POLÍTICA


Prefeituras gastam R$ 13,8 milhões com eventos religiosos; Tribunais de Contas estão de olho

Show realizado em cidade do interior de MG valor pago a artista foi equivalente à metade do repasse feito ao principal hospital do município, em março deste ano

Foto: Reprodução/TV Globo

 

Entre junho de 2024 e maio de 2025, ao menos 38 prefeituras de 16 estados destinaram recursos públicos a celebrações religiosas, totalizando mais de R$ 13,8 milhões, segundo levantamento do jornal O Globo. Foram apoiadas 27 festas evangélicas, 13 católicas e uma de orientação cristã não especificada.

Uma das mais recentes aconteceu na cidade de Carmo do Rio Claro (MG): uma apresentação do padre Fábio de Melo – contratado por R$ 280 mil. Antes do show em questão, o prefeito do município, Filipe Carielo (PSD) deu uma declaração que simboliza uma tendência crescente no uso de verbas públicas em eventos religiosos no país.

“A nossa meta é, pelos próximos quatro anos, realizar eventos voltados ao público cristão”, afirmou o gestor. Para efeito de comparação, o valor pago ao artista equivale à metade do repasse feito ao principal hospital do município em março deste ano.

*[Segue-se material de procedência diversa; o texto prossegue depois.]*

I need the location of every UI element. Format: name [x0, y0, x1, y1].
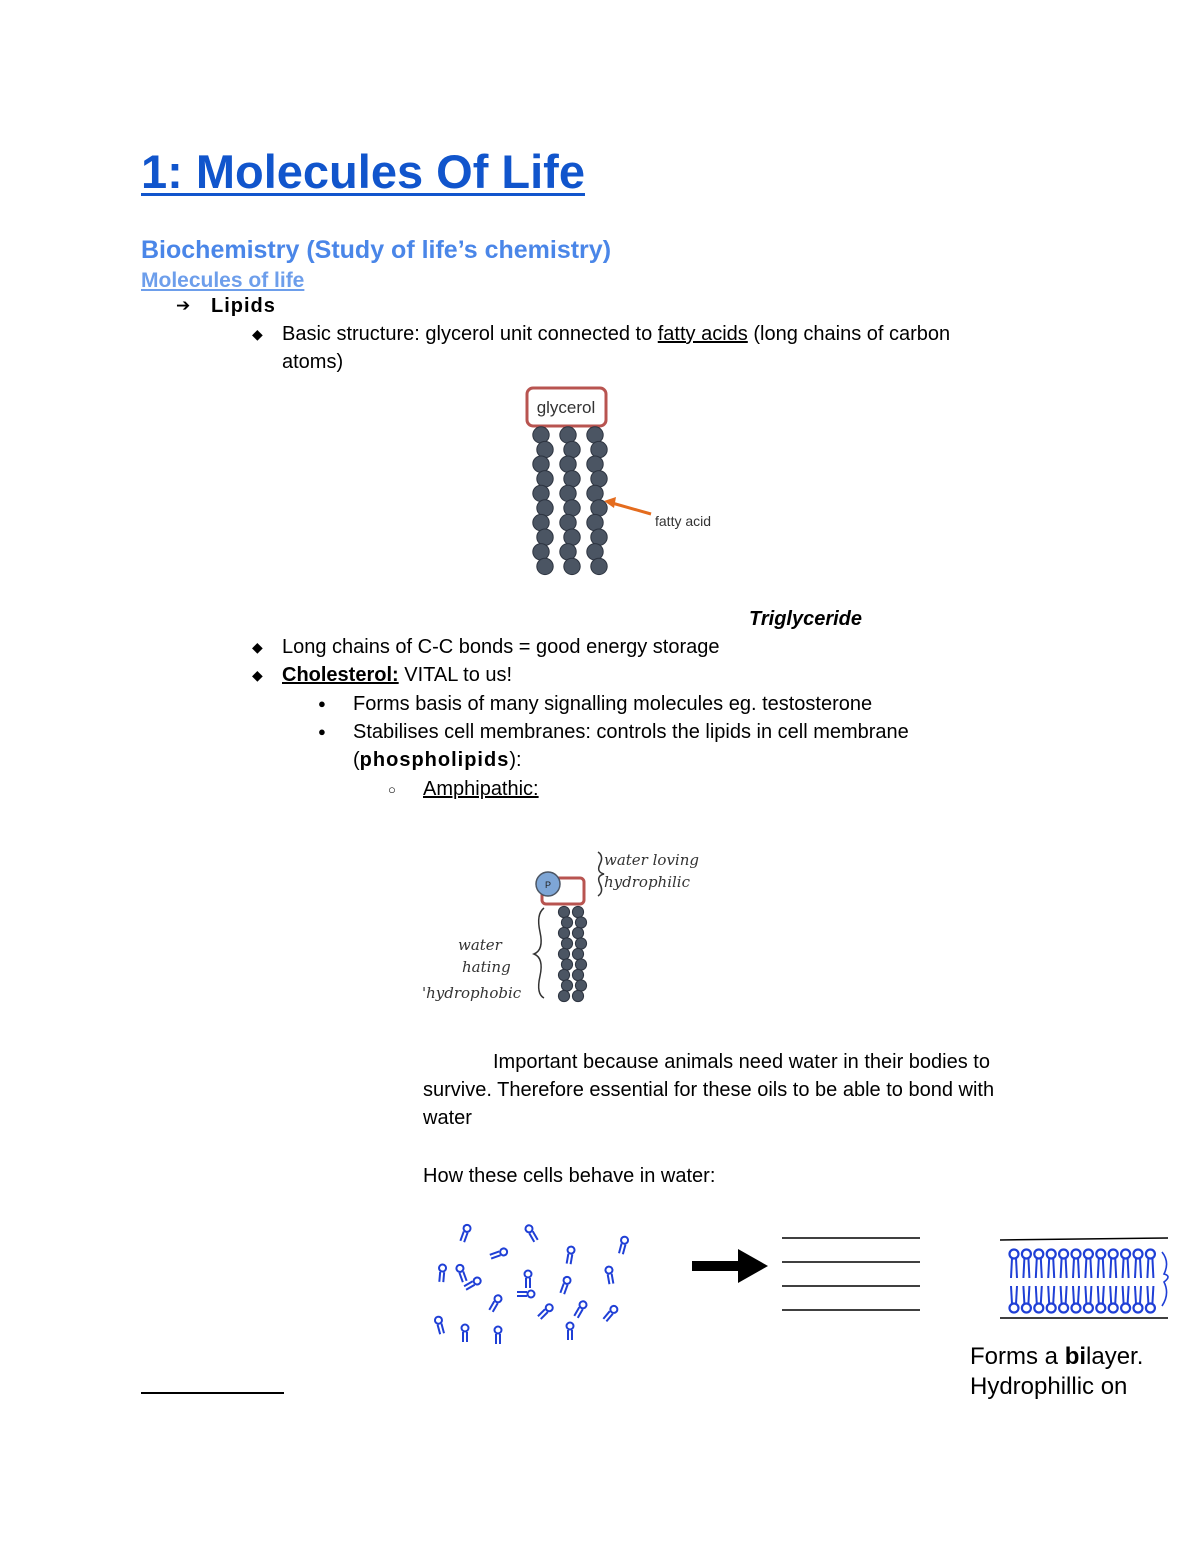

Embora não exista uma legislação nacional que regulamente a destinação de verbas públicas para eventos religiosos, os gastos — frequentemente justificados por inexigibilidade de licitação — têm sido alvo de críticas de tribunais de contas estaduais e ações do Ministério Público, que apontam falta de transparência e favorecimento político.

O estado do Rio lidera em volume de recursos. Só a edição deste ano da Marcha para Jesus, realizada no Centro do Rio no sábado (24), recebeu R$ 1,9 milhão da Prefeitura. Outros dois eventos religiosos também foram patrocinados pelo poder público municipal: a Expo Cristã, com R$ 3 milhões, e o Cariocão: Desbravando o Rio, promovido pela Igreja Adventista do Sétimo Dia.

Em nota, a prefeitura do Rio declarou que apoia manifestações culturais e religiosas “independentemente de credos”, afirmando que “a fé é uma escolha individual de cada carioca” e que cabe ao município “garantir que todos possam professar sua fé sem discriminação”. Ainda assim, o Ministério Público Federal recebeu uma representação contra o prefeito Eduardo Paes, sob acusação de favorecimento ao público evangélico.

No entanto, mesmo cidades com orçamentos modestos têm contratado artistas consagrados da música cristã. Em São Miguel das Matas (BA), por exemplo, a cantora gospel Bruna Karla recebeu R$ 180 mil pelo show no Dia do Evangélico — valor que representa mais de 80% do orçamento previsto para obras em unidades de saúde no município em 2024.

Já em Campestre de Goiás (GO), com cerca de 3 mil habitantes, a tradicional festa religiosa em homenagem a São Sebastião e Nossa Senhora das Graças consumiu 50,7% da arrecadação anual do IPTU da cidade.

Em Ouro Branco (RN), o Ministério Público recomendou que a prefeitura não utilizasse recursos públicos em eventos religiosos — como o Dia do Evangélico —, embora neste ano uma festa católica tenha recebido R$ 17 mil.

Na cidade de Zé Doca (MA), o MP tentou barrar o “1º Zé Doca com Cristo”, mas a Justiça autorizou a realização do evento, que teve investimento público de R$ 600 mil.

O uso de recursos públicos para fins religiosos é controverso. No Rio de Janeiro, o Tribunal de Contas do Estado (TCE-RJ) mantém postura crítica. Em 2013, por exemplo, multou o então prefeito de Teresópolis por destinar R$ 119 mil à Marcha para Jesus, realizada em 2010.

Em contrapartida, em Minas Gerais, o TCE tem adotado entendimento mais flexível: classificou a Marcha para Jesus de 2023 como um evento de “caráter cultural e folclórico”.